Do you have any tips or tricks you’ve used to build rapport with people while working cross-functionally or with people outside of your department?
That’s easy. The biggest one that comes to mind is empathy. This will serve people well in Siemens or wherever they go. If you make the effort to seek to understand rather than to be understood – things will progress quicker. Knowing what the customer is going through when we approach them and when we tell them that we have something that’s going to reduce them margin of error, save them money, bring down the downtime for their project. It’s about empathizing with the problems that we know plague them and going in-depth on their issues and then communicating that to them.
What would you say has been your favorite part of interning here at Siemens?
It’s two things. It’s both the work, because the work entails everything I’ve been looking for in a role and I feel like I’ve truly found my calling. And then on the other hand it’s the team. Very few people can say that they can feel the energy from their team, even remotely. You can feel the energy and cheerfulness, even when we’re doing potentially stressful or challenging work. The grit and the ability to smile through it all and still be able to enjoy the working environment they have created is amazing.
This is a close-knit team as there isn’t that many of us in CIS, but there has been no lack of communication. Being a co-op, especially remotely, I was wondering what it was going to be like in terms of communication. I didn’t know how it would be, and I have gotten more than what I’ve hoped for. Between the team and my work, it has all sold me on Siemens.
What advice do you have for future interns?

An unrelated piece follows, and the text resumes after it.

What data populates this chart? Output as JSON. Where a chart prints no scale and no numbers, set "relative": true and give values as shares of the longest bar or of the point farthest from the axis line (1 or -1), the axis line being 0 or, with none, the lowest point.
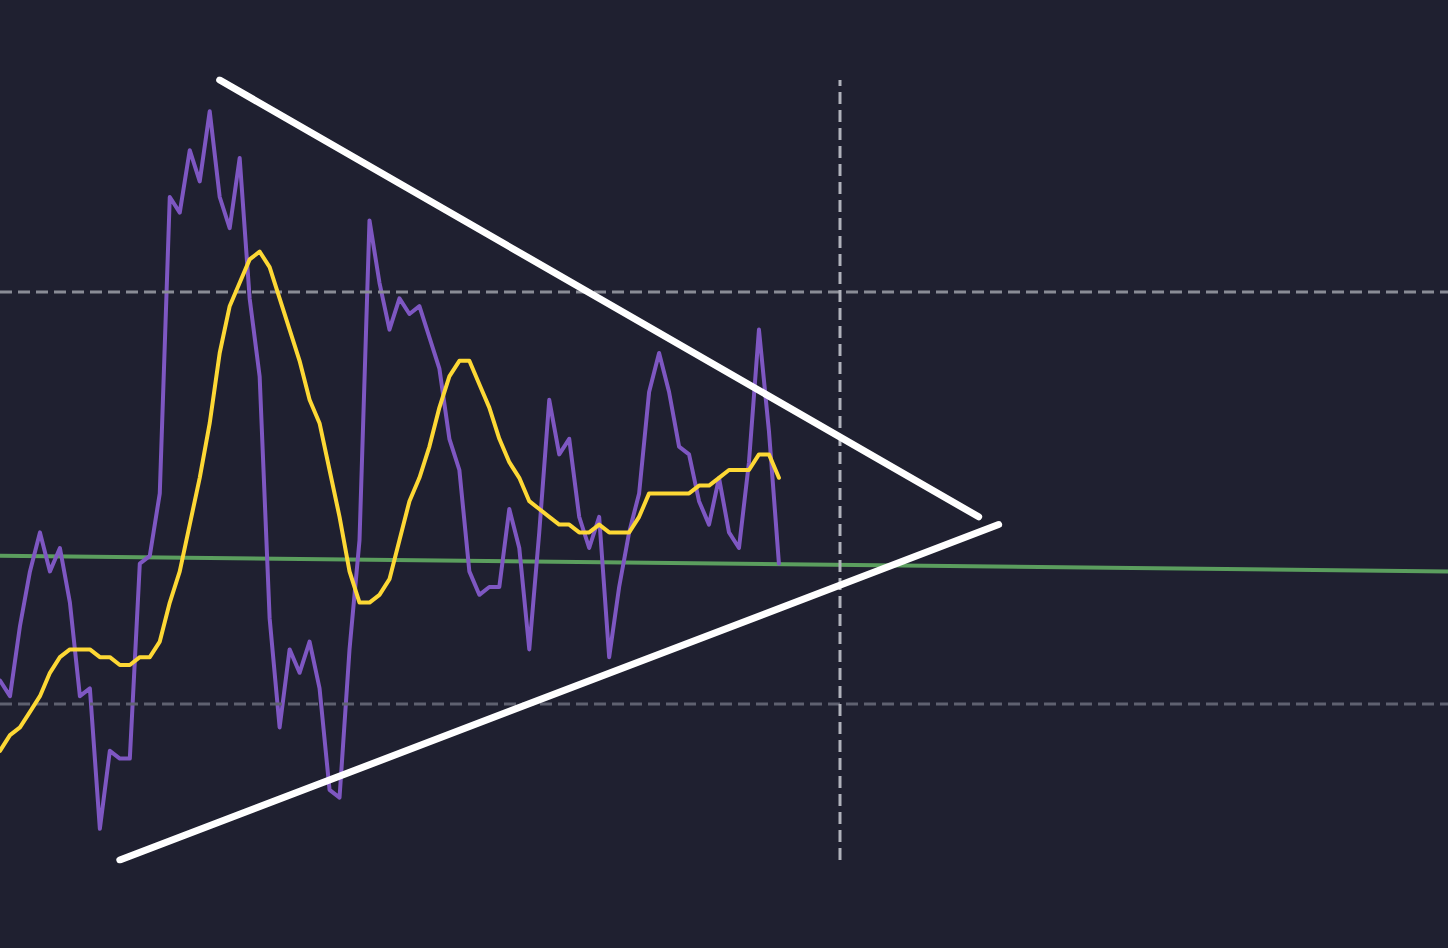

I would say to them to not be daunted by the research portion. Siemens is a multi-conglomerate company. When you come on you have a lot to learn, but your attitude will determine everything. Take breaks and don’t drain yourself. For me, I read about the software and then got a live demo. Ask for help and request a meeting if you don’t understand something. Don’t be afraid to ask for help, try to do your work to the best of your abilities, but don’t be afraid to reach out.